“30” è il nuovo disco della cantante britannica Adele, un lavoro che parla il linguaggio dei millennials per raccontarne gioie e difficoltà.
Quando tutti i tuoi precedenti album rientrano, a furor sia di pubblico che di critica, tra le migliori uscite discografiche dei rispettivi anni, di certo ogni tuo nuovo lavoro è atteso spasmodicamente. Adele è l’esempio perfetto. Dopo sei anni, un figlio, un divorzio, una pandemia e il superamento dell’agognato quanto spaventoso traguardo dei 30 anni, alla fine è arrivato. E non ha deluso le aspettative. Il cambiamento si vede fin da subito: la copertina del disco, per la prima volta, è a colori. Già questo dovrebbe farci capire che quest’album sarà diverso dai precedenti.
Infatti Adele ci stupisce, proponendoci 12 tracce decisamente variegate, per generi e stili. Le melodie sono diventate ancora più articolate, attingono sia dal repertorio più classico che Adele ormai padroneggia alla perfezione, sia da nuove contaminazioni, riscoprendo e sfruttando influenze blues e jazz che rendono il quarto lavoro in studio della cantante inglese il più maturo e completo. Il merito è anche dell’età, certamente, il titolo stesso ce lo suggerisce. 30 è decisamente il disco che pone fine ai vent’anni, biologici, metaforici, artistici, per spalancare le porte ad una nuova età matura e, perché no, da affrontare con lo spirito ironico e leggero di una nuova consapevolezza.

L’album non è più pervaso da quel senso di tristezza senza via di uscita di cui erano pieni i precedenti; in questo lavoro il main theme è l’essere Adele, artista certo, ma soprattutto donna, con un vissuto e una personalità complessi, e la lotta per essere se stessa in una realtà altrettanto complessa. Adele ha imparato a conoscersi, ad apprezzarsi, ha attraversato delle esperienze che in qualche modo l’hanno segnata. Cosa più importante, da tutto questo ha imparato qualcosa, senza mai perdere di vista la persona che è. Nell’intervista realizzata con Zane Lowe per Apple Music, Adele si confronta con il percorso creativo di scrittura dell’album, concepito con una linea temporale ben precisa. La decisione di chiedere a Spotify di togliere la possibilità di ascoltare l’album con la riproduzione casuale ne è la dimostrazione: il disco va ascoltato in sequenza, tutto d’un fiato, per apprezzare al meglio la scrittura e le emozioni che Adele intende trasmetterci.
Strangers by nature è la prima, importante presa di consapevolezza, che si trasforma nella richiesta di essere maneggiati con grazia in Easy on me. My little love è Adele in una delle sue vesti più vulnerabili, in un’aperta confessione a suo figlio Angelo. Poi, Adele ci sorprende: Cry your heart out, Oh my God e Can I get it hanno ritmo e corpo inusuale a ciò a cui la sua precedente discografia ci ha abituato, ma sono inserimenti perfetti che portano alla seconda parte dell’album. I drink wine è la resa, che porta a resistere in Hold on, che alla fine si scioglie nei due brani più sinceri dell’album. To be loved e Love is a game rischiano di strappare il cuore a metà, per bellezza e, soprattutto, intensità. Perchè con Adele più che a tutto il contorno si deve prestare attenzione al modo in cui canta ogni singolo pezzo e al modo in cui utilizza il proprio strumento, la voce: sempre misurata e sempre padrona della propria vocalità, capace di modularla in perfetto accordo con il sentimento che vuole esprimere.
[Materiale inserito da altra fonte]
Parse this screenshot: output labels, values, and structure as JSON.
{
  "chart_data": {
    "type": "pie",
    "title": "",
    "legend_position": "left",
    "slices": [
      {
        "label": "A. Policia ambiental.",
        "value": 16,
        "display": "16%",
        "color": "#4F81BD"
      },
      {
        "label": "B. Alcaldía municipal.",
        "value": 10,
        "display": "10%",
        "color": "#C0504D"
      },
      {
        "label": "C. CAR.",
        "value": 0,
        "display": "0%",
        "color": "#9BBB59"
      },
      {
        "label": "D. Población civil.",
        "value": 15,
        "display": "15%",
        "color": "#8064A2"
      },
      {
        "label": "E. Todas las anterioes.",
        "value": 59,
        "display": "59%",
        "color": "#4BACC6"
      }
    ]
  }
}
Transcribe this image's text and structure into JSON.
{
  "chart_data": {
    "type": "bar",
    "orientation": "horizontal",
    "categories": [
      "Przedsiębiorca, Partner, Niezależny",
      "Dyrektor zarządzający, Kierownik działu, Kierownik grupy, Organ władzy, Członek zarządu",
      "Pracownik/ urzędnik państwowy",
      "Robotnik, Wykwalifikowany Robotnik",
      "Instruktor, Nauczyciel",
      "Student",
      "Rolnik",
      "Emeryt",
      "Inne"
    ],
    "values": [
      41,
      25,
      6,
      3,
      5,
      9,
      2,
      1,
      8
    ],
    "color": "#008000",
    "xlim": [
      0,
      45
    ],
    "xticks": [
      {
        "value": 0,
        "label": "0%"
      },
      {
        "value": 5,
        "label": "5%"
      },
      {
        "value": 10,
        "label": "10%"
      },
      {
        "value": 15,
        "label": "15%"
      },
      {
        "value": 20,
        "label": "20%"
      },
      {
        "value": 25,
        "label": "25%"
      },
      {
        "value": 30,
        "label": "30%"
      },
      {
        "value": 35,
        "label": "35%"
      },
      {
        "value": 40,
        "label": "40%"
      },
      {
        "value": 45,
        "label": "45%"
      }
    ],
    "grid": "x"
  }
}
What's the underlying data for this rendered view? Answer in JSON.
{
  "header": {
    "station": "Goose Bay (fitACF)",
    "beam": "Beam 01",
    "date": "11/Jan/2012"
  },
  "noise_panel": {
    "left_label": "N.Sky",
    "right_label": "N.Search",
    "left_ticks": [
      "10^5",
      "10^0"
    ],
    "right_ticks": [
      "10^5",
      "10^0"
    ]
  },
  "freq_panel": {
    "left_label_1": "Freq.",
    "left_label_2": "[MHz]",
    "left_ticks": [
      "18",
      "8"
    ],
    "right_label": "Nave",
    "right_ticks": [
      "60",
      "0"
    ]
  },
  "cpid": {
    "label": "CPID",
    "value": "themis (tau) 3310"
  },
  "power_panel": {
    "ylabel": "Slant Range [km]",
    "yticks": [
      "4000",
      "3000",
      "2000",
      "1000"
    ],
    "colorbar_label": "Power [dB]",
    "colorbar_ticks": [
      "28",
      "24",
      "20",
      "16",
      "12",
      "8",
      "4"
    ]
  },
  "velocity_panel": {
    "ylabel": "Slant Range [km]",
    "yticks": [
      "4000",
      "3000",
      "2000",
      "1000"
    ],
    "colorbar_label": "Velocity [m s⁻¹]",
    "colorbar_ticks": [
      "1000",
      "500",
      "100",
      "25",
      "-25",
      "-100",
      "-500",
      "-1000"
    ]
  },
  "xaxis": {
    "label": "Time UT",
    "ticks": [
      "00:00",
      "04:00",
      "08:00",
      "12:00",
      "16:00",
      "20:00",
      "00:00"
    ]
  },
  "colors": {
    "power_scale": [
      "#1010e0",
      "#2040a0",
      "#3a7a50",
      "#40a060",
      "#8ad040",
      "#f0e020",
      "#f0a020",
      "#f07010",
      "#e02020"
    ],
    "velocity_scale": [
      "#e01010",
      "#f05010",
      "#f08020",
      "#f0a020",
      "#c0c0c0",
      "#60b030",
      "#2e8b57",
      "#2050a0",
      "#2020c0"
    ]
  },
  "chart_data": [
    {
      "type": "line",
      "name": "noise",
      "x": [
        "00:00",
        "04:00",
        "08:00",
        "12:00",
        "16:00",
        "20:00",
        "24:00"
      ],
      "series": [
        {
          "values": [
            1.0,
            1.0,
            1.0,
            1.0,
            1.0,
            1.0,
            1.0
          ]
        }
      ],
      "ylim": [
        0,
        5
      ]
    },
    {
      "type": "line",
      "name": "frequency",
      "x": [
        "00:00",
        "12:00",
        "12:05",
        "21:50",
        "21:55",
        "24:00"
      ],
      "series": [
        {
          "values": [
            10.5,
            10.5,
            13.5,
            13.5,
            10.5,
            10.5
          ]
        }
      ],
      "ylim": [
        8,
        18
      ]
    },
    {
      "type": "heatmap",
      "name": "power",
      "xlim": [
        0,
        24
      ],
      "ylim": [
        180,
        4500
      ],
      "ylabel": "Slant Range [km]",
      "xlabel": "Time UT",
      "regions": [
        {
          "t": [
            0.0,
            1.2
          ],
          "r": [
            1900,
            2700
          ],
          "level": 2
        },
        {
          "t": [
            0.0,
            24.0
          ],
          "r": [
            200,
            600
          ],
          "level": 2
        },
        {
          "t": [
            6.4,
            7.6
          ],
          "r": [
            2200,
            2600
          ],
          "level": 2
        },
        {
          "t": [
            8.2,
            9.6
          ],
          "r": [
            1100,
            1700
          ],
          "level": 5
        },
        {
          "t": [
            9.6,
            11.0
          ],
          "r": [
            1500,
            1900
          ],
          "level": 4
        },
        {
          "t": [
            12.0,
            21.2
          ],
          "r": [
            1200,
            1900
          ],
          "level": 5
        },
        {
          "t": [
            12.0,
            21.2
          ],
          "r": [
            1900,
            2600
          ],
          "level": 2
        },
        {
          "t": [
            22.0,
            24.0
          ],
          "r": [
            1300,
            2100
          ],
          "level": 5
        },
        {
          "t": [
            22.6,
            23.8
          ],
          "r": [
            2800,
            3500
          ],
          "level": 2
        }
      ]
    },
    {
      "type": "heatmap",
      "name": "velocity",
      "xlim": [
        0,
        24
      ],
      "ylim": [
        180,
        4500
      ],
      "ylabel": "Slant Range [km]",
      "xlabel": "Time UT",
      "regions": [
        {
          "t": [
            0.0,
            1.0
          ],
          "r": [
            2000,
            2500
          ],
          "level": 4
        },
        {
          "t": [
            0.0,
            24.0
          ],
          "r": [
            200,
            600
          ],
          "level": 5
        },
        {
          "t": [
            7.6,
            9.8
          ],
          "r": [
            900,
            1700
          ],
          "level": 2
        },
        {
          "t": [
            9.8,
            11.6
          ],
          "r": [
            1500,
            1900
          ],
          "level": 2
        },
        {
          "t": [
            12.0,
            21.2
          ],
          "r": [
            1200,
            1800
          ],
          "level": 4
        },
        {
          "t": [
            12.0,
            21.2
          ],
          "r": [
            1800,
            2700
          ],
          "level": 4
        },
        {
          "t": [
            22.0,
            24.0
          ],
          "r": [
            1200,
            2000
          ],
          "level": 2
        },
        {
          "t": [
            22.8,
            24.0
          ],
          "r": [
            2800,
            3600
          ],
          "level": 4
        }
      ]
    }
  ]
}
E’ un album complesso, profondo, non per tutti, e Adele lo sa bene. “If everyone’s making music for the tik tok, who’s making music for my generation? I’ll do that job gladly. The 30 and 40 years old are all committing to themselves and doing therapy, that’s my vibe, cause I was doing that too.” [“Se tuttə stanno facendo musica per i tik tok, chi sta facendo musica per la mia generazione? Sono grata di svolgere questo compito. I 30 e i 40 anni si stanno impegnando tutti con se stessi e stanno facendo terapia, questa è la mia atmosfera, perché lo stavo facendo anch’io.”] Adele non ci lascia soli sul nostro divano, ma ci regala una colonna sonora perfetta. Se proprio vogliamo singhiozzare un po’ quando la giornata è troppo difficile, almeno siamo in buona compagnia.